One in five women is a PANK. "No matter how much a child's mother and father loves them, they're only two people," Notkin says. "Childless aunts can provide children with experiences they may never have had. I'm an author; my brother and sister-in-law aren't. I do things that their parents don't do ... the parents know I add value."
Sixty-eight percent of PANKs, according to a study Notkin commissioned, say the children in their lives view them as a role model. And about 64 percent of them enjoy spending times with kids but are glad they are not parents themselves. Cattrall seems to fit in that category.
"Timing-wise, it was never right," Cattrall, 59, says of her no-kids lifestyle. "I have been married, and I enjoyed very much being married, my two marriages.

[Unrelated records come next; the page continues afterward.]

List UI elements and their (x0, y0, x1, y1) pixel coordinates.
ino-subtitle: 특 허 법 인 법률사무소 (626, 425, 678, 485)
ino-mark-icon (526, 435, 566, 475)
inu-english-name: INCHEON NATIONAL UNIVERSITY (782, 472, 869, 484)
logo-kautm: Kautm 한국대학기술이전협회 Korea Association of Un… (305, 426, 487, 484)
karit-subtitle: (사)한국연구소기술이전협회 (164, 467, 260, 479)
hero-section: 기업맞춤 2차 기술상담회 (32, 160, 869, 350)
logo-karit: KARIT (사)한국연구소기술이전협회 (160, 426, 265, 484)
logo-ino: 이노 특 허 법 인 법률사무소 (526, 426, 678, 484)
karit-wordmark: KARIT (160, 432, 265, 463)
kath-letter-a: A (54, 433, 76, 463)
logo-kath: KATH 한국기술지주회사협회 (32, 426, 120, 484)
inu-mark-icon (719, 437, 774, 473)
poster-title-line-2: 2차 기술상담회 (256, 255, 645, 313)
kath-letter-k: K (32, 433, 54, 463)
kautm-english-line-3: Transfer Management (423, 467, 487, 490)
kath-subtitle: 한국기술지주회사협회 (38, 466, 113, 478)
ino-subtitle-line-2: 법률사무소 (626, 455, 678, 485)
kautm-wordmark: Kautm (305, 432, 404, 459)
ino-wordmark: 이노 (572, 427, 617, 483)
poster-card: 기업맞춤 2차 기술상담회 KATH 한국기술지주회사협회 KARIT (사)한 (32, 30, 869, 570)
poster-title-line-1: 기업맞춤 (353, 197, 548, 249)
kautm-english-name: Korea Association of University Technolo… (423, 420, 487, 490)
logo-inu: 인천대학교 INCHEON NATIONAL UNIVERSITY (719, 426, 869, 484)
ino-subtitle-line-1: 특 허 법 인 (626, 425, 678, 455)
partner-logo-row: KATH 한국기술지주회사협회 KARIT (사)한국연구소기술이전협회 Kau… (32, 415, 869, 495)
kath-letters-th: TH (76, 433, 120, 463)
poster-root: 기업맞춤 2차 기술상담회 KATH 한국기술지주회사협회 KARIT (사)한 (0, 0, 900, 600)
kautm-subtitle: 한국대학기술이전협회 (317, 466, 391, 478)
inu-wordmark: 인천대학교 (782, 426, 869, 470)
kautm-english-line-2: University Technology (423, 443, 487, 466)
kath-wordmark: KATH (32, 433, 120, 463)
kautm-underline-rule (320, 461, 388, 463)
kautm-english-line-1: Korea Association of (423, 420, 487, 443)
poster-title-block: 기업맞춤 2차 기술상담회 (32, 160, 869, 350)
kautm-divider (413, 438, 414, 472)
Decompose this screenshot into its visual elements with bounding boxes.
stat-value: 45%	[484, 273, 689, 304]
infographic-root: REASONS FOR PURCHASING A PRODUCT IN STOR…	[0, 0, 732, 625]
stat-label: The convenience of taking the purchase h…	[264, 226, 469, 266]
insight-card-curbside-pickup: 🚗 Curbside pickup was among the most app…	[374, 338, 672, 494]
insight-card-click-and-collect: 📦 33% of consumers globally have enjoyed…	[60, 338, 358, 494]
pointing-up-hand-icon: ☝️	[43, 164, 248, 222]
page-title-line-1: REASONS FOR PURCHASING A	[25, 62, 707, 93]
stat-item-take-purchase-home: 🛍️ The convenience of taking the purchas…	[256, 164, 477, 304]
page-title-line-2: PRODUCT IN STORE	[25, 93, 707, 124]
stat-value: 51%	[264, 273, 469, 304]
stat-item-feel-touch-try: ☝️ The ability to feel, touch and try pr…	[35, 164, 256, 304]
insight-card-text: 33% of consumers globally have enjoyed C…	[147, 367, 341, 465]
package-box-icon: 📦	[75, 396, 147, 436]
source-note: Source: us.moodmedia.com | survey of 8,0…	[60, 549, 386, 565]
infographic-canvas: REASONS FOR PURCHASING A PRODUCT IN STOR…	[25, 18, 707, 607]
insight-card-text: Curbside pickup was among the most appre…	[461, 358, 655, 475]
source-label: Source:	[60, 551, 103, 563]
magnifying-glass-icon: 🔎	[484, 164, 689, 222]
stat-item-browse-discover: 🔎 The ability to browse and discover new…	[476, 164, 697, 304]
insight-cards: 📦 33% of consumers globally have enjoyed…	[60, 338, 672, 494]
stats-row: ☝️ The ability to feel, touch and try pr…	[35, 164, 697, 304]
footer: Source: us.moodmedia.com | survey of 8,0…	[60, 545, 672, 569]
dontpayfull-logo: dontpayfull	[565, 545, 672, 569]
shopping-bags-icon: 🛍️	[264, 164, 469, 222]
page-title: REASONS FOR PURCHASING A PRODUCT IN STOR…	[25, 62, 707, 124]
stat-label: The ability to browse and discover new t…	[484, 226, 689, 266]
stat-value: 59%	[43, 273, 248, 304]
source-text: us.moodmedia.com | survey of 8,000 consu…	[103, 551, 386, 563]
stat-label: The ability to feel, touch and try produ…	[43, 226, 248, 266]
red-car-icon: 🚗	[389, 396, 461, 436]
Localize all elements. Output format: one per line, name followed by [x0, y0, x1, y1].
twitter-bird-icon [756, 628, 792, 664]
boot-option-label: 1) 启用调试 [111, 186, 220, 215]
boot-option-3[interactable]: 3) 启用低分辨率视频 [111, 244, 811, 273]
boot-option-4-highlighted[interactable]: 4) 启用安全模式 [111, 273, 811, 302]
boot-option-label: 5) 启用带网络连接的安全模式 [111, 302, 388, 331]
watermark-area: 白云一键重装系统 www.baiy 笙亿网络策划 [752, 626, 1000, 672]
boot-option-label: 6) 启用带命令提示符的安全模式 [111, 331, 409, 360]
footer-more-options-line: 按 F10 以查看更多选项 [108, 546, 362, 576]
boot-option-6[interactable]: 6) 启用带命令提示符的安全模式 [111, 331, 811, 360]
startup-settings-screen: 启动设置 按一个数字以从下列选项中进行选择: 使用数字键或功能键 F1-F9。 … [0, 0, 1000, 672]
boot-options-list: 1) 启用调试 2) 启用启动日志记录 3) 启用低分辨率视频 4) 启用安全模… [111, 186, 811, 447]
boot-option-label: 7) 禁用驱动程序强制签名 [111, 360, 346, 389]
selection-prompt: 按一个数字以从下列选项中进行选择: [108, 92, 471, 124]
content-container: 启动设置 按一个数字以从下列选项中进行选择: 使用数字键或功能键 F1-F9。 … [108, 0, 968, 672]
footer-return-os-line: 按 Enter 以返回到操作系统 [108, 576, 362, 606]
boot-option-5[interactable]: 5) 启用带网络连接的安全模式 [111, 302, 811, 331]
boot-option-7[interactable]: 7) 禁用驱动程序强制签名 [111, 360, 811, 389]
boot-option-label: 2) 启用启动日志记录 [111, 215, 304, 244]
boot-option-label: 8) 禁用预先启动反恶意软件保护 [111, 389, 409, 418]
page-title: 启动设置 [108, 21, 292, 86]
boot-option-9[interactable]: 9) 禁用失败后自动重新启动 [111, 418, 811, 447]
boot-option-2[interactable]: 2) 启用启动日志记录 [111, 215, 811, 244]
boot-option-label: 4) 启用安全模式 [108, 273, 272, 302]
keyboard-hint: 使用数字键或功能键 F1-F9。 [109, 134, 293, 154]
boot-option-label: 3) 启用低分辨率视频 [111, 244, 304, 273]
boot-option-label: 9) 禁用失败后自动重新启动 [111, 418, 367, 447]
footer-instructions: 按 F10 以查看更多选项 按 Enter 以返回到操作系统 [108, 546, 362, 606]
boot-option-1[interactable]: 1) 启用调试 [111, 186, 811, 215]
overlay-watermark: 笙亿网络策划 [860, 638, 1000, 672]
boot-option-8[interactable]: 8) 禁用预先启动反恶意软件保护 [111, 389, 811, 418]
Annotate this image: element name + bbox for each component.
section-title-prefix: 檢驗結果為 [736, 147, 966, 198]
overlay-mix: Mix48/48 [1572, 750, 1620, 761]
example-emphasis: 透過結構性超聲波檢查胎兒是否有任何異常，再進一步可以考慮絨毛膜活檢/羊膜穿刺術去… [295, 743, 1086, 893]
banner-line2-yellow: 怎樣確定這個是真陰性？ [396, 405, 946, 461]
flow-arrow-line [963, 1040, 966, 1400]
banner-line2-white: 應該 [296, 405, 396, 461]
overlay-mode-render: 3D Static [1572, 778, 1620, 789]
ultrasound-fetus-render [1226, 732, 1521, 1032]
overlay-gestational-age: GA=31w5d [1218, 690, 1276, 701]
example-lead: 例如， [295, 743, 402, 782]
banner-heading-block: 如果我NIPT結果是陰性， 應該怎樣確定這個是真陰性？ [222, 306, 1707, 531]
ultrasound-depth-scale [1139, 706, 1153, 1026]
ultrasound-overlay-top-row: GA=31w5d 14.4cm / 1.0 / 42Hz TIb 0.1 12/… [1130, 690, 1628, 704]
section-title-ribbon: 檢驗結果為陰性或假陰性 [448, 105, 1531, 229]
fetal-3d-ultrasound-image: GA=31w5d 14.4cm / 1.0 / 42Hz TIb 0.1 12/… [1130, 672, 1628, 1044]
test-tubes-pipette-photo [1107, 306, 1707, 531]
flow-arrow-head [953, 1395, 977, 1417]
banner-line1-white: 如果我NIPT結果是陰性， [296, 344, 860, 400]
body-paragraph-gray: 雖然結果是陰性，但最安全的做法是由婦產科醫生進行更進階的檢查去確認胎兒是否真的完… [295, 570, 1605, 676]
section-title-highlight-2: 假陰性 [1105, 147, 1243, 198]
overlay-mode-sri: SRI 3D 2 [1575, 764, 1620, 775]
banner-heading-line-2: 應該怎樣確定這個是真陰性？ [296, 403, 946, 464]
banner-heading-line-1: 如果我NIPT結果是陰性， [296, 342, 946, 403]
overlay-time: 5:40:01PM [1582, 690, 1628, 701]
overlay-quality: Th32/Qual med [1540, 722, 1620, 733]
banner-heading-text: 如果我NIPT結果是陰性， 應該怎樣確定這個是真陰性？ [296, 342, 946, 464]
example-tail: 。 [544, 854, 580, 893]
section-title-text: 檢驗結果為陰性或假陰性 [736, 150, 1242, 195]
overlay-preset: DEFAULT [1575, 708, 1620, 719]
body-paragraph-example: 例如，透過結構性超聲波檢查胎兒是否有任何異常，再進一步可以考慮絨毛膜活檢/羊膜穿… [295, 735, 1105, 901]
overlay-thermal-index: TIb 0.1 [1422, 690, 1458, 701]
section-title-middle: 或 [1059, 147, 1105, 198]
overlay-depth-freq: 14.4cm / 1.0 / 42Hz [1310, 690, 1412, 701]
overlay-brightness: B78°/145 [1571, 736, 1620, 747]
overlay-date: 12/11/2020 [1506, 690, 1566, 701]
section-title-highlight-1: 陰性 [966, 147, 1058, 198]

But we never really got to the point where it seemed a natural progression in our relationship that we would become parents."
Would Samantha, Cattrall's Sex and the City character, consider herself a PANK? Notkin says no. Carrie was a savvy auntie to Charlotte's daughter, but not so much Samantha.
True to that character, the most durable of Cattrall's relationships appear to be her female friendships.
"You're born into a family unit, which you don't choose," she says. "And then you make your family. And men, for a lot of women of my generation, they come and they go. But that family that you've created, they stay. Those are the people that I want around my bedside, you know, when I croak. Those are the people who I know that I can really rely on - because they've actually been there all along."
Now that sounds a lot like Samantha.